I have always imagined a fixed goal post or none at all and worked towards it. When that happens, life is convenient. It happens for most people till the age when they are in college and for a lucky few, even after that.
To me, disillusionment came pretty early in life. The goal post vanished and no goal at all was not acceptable. One hell of an uncomfortable situation. I kind of split apart. In so many directions. Being the fool that I am, I could not conceive the idea of a moving goal post. I thought that it was extraordinary to not have any goals at all or to have one but not be able to see it. It was like wandering in pitch darkness without any support for directions (reminds me of Dan Brown’s Last Symbol Lab Setup). I wandered for long without moving ahead.

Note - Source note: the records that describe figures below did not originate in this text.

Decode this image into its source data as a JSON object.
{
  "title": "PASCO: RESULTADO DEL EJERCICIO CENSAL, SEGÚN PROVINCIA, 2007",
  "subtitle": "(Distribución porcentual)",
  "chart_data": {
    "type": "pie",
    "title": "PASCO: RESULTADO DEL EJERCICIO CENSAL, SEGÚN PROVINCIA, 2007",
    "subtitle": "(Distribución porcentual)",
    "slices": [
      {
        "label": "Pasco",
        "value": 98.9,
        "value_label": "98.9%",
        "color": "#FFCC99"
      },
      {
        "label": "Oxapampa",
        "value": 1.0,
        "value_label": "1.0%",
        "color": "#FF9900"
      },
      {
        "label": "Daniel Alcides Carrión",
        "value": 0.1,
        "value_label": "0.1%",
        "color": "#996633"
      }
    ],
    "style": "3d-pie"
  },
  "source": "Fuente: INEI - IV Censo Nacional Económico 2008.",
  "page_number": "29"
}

Time is a great wizard. It makes head grow just like that. Mine also grew a bit. Externalities also coaxed and I started moving towards no goal. Bit by bit (like Newton Raphson method in Numerical Analysis), I am converging towards that goal and may be able to see it sometime soon. Bit by bit, I am accepting the idea of a movable goal post and I am ready to play the game which uses that. That game is Life!! I am not getting a hang of it. Still far from being a champion at it but one can always strive and I am doing that!
I may become good at it eventually, I may not. The objective is to give the damned game a fair chance and fullest effort! It is surreal to realize sometimes how much distance has been covered in just a year! More emotionally than in any other way!